Though College freshman Tamia Harvey-Martin, a student taking the course, has been watching anime since childhood, she said the course exceeded her expectations of how it would study the medium.
“What initially made me choose the course is a lot different for why I’m staying," Harvey-Martin said. "I thought professor Thomas would be talking about religion in anime, but he’s also doing more than that. He’s going into cinema studies, anthropology, [and] social sciences."
Thomas said he hopes to teach students in the class how to be active media viewers and how to understand cultural references in manga and anime. His syllabus includes anime and manga from a range of genres, including the popular anime films "Your Name" and "Nausicaä of the Valley of the Wind." Currently, the class is reading “Kakuriyo: Bed and Breakfast for Spirits,” a manga that blends supernatural and food elements.
Beyond the course's two weekly lectures and recitation, Thomas also offers an optional movie viewing and discussion every week. He said he hopes the course will make students think about what constitutes religion in the first place.

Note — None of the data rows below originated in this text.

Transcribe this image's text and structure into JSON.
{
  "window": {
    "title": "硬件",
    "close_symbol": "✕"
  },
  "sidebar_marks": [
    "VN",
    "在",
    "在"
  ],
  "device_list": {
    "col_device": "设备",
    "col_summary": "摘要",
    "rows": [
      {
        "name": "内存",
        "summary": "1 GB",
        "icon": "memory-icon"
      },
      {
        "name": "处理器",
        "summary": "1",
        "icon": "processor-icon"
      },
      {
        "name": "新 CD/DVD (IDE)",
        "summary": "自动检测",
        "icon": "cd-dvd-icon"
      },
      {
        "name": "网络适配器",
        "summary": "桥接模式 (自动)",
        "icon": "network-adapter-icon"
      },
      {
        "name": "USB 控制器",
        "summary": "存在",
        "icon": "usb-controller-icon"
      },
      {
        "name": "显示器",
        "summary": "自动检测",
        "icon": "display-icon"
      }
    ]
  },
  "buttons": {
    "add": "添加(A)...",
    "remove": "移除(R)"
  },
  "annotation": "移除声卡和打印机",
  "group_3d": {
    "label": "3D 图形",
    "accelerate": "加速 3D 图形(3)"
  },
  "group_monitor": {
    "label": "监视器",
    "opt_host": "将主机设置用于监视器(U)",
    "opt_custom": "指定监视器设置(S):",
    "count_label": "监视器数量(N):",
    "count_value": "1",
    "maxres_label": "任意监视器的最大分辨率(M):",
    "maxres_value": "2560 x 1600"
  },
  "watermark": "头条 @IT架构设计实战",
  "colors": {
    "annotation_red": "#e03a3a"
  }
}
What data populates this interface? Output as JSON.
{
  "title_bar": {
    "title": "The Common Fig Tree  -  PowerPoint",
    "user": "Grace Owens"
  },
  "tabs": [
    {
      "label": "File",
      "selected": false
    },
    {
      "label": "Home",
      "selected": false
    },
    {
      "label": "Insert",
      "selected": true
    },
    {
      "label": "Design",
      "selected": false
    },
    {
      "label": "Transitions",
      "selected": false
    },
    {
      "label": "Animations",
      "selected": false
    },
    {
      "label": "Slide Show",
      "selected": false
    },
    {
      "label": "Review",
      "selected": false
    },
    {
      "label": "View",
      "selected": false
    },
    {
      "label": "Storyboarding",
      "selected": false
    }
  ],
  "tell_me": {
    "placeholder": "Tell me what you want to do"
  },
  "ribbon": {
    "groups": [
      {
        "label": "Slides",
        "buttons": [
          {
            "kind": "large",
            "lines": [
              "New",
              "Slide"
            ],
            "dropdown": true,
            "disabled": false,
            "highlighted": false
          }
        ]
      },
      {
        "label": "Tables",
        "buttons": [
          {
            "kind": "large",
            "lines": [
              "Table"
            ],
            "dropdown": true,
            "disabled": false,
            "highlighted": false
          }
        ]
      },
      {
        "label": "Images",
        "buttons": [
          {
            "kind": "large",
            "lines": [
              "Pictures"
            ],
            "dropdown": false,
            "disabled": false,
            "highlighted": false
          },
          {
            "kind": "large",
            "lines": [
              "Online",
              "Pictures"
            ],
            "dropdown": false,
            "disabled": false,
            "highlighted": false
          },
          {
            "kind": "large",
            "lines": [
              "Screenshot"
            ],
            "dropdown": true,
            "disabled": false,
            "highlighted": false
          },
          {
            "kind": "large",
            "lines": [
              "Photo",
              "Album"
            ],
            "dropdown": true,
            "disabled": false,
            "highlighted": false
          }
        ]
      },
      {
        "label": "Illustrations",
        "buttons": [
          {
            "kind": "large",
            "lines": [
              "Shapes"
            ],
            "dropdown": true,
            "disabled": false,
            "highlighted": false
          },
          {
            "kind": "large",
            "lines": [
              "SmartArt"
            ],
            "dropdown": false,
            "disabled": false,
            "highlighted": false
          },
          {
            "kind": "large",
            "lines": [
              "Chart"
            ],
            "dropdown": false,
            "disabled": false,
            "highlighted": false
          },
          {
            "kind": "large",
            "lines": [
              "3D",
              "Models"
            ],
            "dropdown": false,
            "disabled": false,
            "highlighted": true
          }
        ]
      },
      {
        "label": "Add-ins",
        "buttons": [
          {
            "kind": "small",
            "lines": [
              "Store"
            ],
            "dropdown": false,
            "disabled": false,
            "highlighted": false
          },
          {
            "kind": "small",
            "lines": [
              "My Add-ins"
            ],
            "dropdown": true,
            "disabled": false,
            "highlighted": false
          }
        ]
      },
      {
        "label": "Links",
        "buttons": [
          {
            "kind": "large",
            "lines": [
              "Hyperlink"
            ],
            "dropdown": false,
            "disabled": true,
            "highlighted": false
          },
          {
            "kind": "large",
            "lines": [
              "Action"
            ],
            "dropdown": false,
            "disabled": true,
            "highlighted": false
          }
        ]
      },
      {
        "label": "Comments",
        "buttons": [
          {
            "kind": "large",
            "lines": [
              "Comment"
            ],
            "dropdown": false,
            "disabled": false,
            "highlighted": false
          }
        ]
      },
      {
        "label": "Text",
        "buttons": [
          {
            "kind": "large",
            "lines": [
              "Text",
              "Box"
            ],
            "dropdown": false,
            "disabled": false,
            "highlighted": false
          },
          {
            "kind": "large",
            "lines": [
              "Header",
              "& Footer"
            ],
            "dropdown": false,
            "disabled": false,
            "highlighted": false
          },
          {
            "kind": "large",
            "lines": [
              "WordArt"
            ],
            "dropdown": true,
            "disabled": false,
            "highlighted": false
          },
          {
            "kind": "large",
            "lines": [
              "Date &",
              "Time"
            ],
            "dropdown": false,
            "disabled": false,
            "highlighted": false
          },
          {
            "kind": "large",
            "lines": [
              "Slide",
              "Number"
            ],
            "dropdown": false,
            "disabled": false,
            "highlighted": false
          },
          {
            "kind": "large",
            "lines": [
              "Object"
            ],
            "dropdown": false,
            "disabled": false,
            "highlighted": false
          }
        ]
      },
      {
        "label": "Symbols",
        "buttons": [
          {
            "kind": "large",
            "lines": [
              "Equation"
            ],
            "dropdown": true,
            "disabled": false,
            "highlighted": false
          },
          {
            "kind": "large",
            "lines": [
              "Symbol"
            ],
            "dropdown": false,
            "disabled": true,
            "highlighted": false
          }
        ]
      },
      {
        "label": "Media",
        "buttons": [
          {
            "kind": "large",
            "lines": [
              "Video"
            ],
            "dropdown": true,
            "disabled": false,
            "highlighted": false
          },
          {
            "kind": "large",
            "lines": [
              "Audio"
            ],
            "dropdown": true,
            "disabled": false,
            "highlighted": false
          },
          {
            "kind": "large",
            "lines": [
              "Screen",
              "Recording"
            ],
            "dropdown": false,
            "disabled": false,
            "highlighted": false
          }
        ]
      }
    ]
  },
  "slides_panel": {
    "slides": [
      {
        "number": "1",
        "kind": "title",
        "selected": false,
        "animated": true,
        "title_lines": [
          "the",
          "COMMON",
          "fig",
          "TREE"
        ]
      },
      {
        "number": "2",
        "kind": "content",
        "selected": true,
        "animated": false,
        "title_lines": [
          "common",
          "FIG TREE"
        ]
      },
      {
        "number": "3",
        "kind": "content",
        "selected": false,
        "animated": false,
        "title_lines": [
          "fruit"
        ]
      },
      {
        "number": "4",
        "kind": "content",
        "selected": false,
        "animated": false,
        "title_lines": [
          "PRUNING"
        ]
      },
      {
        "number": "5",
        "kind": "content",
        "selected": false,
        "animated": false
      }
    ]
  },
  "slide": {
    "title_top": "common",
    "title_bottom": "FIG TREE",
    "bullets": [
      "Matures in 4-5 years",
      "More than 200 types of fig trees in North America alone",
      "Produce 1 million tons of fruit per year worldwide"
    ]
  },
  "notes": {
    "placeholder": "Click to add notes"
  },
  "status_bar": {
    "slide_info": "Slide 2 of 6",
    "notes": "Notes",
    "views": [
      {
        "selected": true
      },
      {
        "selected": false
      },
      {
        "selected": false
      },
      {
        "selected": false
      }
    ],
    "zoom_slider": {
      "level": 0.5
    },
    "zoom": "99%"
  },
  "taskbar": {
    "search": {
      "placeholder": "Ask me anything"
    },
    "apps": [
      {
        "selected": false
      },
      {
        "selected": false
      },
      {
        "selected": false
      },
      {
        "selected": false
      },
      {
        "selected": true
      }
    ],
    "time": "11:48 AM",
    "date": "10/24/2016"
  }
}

“[When I was an undergraduate,] I was completely not sure about what religion was. And I still have no idea. So now I’m three degrees into the academic study of religion, and if anything, I know even less about what religion is,” he said.
The class is based on Thomas's own academic research: Thomas has extensively studied Japanese religious practices and has periodically lived in Japan for the past seven years. He also wrote a book in 2012 called “Drawing on Religion: Manga, Anime, and Religion in Contemporary Japan" and has previously taught a Penn class on Japanese popular culture.
Thomas said he plans to offer the class every fall, emphasizing that students do not need to be fans of anime or manga to take it. Hector Kilgoe, a third-year Religious Studies Ph.D. student and one of two teaching assistants for “Religion of Anime,” said he had not extensively watched Japanese media or studied Japanese culture before this semester.
"I’m learning a lot of the specifics of Japanese culture and religion through watching these films and hearing the lectures from professor Thomas," Kilgoe said. "Even though I know film analysis and religion, there’s still a lot I’m learning in this course too.”
Wharton freshman Hassan Hammoud, another student in the course, emphasized the unique nature of the class.
“I think this is a singular course that focuses so much on anime," he said. "But at the end of the day, the meat of the class isn’t about watching anime. Anime is sort of an auxiliary for us to explore the study of Japan."